Rising ocean waters are threatening the survival of Kiribati, a tiny Commonwealth Pacific Island country, and throwing doubts on its future existence, a recent article in the Guardian reported
Rising ocean waters are threatening the survival of Kiribati, a tiny Commonwealth Pacific Island country, and throwing doubts on its future existence, a recent article in the Guardian reported.
Its plight is similar to other countries around the world, many of them within the Commonwealth, and recent information released by the World Economic Forum paints a bleak picture.
Kiribati is among the top ten countries with the highest percentage of oceans as part of their total sovereign area, alongside other Commonwealth countries Mauritius, Tuvalu, Seychelles and Tonga.
According to the World Economic Forum, 83 countries around the world are more ocean than land and 54 countries are more than 80% ocean following the 1982 UN Law of the Sea.
The law, which came into force in 1994, formally designated one-third of the planet as `exclusive economic zones’, giving the rights to 200 miles of ocean to coastal countries.
This meant that an oceanic area equivalent to the world’s total land area and 35% of its whole surface came under the jurisdiction of nation states, and several countries, particularly small island states, were now 90% underwater.
Creating Ministries of Oceans in these vulnerable countries would significantly change the way ocean resources are managed and used, enabling new thinking and tools for universal ocean governance, says the World Economic Forum.
A similar recommendation was made in a recent study by the Global Ocean Commission (GOC).
It called for regional ocean management organizations to form and for governments and heads of state to appoint ocean envoys or ministers, in order to prompt a review of how UN divisions engage with these governments and build more collaborative thinking on high seas governance.
As also proposed by the GOC’s report, the first UN Special Envoy for the Ocean, Ambassador Peter Thomson, was appointed by the UN Secretary-General to build on the momentum begun by the creation of Sustainable Development Goal 14 and the UN Summit on the Ocean SDG held in June, 2017 and to explore a more holistic approach.
Many governments have not kept up with this evolution in global ocean thinking and organised themselves as `ocean states’, and many departments holding responsibility for the oceans remain isolated within individual ministries or agencies, such as fisheries, shipping, and tourism, with little coordination on ocean strategies.
Located within 100 kilometres of the equator, the 33 islands of Kiribati form a thin strip of land that is extremely shallow, often rising just a few metres above sea level.
Rising sea levels are threatening to shrink its already small land area, destroy crop-growing lands and eventually displace its population of around 100,000.

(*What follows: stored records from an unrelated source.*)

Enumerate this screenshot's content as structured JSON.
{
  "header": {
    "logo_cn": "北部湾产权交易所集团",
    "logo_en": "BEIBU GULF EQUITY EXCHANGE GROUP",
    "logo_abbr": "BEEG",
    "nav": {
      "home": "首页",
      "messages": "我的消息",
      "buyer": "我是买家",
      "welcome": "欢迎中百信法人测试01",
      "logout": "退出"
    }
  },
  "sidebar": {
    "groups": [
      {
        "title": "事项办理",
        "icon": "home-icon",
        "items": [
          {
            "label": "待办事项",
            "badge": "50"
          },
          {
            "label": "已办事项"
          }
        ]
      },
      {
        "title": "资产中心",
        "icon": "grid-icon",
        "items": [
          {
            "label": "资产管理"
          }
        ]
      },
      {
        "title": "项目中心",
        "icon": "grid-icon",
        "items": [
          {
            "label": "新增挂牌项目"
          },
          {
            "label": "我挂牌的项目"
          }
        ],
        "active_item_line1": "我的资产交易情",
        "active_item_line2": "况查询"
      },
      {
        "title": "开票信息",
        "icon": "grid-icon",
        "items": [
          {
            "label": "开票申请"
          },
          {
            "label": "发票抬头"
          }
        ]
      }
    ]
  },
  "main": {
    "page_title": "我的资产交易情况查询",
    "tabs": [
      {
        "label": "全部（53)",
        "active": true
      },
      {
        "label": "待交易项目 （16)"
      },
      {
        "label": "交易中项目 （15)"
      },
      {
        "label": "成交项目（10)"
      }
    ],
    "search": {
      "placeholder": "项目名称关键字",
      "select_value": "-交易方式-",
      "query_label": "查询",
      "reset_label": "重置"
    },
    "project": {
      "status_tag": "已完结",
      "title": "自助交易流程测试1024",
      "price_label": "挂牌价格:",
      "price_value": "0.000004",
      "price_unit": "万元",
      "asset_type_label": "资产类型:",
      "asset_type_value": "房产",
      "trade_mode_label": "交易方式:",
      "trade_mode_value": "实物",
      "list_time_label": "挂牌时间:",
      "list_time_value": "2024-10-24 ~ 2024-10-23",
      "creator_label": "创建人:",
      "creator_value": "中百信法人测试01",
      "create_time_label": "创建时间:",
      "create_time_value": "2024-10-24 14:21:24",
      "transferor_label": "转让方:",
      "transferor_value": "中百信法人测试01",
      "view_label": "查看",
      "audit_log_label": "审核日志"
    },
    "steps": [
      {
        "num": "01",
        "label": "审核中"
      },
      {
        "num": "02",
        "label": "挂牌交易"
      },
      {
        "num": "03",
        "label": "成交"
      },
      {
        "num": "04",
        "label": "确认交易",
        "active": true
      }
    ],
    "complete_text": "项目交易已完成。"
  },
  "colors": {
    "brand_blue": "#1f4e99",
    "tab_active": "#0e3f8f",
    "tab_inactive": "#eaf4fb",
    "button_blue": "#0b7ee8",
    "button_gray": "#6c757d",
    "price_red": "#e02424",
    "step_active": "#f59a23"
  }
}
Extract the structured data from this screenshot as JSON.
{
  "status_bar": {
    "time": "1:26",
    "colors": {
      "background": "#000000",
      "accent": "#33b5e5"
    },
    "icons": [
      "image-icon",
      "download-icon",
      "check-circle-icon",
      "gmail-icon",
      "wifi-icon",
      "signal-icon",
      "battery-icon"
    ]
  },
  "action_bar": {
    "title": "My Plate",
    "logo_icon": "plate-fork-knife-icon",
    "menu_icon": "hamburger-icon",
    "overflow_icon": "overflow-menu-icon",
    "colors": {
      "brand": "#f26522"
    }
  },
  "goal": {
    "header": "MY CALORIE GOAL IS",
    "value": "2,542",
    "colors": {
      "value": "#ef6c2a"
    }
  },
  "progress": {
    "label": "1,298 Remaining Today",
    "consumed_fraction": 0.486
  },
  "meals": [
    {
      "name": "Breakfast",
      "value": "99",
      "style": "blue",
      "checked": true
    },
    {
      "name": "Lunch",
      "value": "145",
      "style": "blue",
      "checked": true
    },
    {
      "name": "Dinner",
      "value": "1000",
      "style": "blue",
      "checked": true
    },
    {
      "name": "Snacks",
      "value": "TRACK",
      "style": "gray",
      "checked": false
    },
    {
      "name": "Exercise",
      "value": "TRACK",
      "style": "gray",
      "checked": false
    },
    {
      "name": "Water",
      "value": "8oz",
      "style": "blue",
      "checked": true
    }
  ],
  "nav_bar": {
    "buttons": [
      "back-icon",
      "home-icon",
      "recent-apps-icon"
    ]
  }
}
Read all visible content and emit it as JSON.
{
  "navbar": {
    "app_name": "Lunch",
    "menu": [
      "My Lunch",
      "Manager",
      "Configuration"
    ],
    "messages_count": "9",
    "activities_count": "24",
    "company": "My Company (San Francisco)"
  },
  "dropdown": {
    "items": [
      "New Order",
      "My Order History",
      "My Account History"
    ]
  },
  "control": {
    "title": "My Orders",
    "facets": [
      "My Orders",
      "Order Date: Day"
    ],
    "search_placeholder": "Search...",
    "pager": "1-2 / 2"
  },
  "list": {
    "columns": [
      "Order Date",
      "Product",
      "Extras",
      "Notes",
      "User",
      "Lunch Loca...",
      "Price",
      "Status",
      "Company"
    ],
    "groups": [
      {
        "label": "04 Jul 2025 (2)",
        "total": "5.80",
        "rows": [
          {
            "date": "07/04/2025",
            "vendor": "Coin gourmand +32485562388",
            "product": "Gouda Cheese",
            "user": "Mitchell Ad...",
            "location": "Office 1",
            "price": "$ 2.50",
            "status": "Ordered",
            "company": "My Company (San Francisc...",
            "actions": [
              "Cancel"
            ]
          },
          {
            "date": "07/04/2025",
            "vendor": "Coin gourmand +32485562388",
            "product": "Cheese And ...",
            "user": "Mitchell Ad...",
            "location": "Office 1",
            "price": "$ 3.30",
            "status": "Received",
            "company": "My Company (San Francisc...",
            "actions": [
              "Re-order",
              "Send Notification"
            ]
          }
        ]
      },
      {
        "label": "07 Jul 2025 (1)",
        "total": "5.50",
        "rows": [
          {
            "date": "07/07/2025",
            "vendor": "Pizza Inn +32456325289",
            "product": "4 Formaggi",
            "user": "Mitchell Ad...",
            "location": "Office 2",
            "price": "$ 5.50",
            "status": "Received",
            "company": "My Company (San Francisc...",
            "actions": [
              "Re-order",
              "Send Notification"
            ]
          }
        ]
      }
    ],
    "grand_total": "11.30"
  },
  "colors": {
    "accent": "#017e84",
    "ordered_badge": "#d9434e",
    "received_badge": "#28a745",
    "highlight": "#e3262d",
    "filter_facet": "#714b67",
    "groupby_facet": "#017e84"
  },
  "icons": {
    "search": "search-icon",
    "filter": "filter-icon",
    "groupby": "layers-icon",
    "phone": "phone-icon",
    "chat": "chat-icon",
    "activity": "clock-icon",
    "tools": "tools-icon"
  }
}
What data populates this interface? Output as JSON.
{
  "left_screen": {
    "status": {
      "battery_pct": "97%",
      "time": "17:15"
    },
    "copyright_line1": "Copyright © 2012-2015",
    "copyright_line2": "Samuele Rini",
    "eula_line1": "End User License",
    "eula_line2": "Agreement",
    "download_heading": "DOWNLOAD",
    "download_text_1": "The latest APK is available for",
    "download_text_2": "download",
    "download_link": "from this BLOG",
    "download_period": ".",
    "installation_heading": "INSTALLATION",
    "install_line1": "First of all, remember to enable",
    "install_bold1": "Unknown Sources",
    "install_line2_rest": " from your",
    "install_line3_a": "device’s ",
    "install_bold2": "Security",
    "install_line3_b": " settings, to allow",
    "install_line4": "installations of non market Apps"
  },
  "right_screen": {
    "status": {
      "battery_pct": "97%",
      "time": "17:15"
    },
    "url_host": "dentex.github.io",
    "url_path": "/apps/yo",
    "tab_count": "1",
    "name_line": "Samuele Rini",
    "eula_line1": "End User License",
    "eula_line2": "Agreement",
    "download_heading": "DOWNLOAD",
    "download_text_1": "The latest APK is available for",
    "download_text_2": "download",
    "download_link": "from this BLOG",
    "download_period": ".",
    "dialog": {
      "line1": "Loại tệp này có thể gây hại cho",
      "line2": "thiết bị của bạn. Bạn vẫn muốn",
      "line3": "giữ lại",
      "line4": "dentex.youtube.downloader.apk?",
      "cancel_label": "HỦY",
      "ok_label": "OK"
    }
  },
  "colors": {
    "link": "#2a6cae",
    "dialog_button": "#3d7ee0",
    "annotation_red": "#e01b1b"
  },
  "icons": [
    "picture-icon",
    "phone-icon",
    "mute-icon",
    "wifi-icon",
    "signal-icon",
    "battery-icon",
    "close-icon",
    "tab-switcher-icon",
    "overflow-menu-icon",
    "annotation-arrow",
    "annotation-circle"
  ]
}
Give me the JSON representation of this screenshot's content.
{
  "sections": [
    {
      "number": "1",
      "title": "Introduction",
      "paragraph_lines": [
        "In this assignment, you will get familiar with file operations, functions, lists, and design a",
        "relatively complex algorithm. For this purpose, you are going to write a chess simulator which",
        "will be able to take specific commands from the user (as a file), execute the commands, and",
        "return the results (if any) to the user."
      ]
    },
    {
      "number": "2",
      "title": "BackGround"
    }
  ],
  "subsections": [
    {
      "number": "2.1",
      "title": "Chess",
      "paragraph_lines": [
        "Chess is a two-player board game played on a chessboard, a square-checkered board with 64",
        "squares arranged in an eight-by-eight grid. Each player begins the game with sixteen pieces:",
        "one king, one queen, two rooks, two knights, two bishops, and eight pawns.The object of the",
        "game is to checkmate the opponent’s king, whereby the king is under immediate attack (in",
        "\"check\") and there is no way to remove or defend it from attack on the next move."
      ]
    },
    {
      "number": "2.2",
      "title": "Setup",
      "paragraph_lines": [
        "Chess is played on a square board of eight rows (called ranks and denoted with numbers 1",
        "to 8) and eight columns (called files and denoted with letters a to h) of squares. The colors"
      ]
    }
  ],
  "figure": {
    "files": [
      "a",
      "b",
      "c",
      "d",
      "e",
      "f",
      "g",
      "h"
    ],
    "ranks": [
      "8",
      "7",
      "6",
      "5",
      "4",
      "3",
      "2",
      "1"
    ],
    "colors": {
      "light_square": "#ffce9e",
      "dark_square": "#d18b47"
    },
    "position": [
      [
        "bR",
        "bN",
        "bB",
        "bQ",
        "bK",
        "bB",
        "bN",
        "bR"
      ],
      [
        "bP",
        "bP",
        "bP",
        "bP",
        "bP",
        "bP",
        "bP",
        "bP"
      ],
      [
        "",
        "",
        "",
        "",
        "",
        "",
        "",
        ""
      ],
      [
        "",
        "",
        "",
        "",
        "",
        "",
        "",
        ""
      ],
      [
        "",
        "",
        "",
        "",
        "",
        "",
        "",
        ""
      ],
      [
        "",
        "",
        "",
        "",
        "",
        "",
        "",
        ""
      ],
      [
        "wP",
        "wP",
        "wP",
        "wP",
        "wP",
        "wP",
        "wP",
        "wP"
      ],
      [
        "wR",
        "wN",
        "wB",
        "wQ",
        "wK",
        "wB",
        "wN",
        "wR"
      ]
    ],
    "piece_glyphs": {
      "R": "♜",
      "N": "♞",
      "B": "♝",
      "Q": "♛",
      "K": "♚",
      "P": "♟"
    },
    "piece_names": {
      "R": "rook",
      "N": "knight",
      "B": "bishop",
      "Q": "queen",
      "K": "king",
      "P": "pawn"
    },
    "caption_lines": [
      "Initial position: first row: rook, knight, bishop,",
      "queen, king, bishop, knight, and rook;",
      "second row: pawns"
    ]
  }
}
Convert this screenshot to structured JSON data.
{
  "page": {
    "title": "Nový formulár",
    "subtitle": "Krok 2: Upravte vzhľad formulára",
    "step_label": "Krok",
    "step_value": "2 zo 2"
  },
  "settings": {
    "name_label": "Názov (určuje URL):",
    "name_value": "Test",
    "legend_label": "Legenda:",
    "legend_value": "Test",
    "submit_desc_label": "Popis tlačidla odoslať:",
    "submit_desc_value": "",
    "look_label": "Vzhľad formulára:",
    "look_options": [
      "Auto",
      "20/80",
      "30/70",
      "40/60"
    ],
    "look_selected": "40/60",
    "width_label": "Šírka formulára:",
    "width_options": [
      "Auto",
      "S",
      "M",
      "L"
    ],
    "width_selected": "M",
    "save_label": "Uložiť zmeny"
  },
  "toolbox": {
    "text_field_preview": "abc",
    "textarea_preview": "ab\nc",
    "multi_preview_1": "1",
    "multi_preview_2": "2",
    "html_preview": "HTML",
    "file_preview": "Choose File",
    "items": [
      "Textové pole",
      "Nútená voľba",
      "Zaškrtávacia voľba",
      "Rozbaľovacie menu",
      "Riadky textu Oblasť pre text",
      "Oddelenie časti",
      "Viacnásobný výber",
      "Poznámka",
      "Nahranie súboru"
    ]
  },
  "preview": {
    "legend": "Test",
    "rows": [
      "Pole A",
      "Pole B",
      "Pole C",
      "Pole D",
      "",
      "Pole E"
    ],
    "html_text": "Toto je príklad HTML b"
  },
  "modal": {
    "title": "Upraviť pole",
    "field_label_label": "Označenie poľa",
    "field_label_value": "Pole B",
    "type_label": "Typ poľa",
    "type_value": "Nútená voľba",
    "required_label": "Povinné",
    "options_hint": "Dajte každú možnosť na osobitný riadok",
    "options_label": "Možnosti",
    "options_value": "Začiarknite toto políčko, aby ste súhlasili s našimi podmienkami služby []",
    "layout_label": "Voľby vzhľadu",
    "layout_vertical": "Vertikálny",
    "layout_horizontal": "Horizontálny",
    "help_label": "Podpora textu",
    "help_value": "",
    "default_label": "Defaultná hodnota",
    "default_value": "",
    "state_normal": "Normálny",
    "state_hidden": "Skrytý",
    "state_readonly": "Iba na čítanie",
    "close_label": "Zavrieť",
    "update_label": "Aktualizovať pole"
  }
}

Climate change has already affected the country, with an ever-increasing lack of fresh water, caused by polluted “water lenses” underneath the islands, an immediate problem for residents and their crops.
Opposition MPs have criticised Kiribati’s new government for focussing inward on education and poverty reduction, rather than directing its attention to the rising oceans surrounding them.
Some countries, however, have started establishing more coordinated Ministries of Oceans to better cooperate with users of the oceans.
The government of Mauritius, for example, a commonwealth country in tenth place on the ocean state list, has founded a Ministry of Ocean Economy and National Ocean Council for stronger public-private collaboration.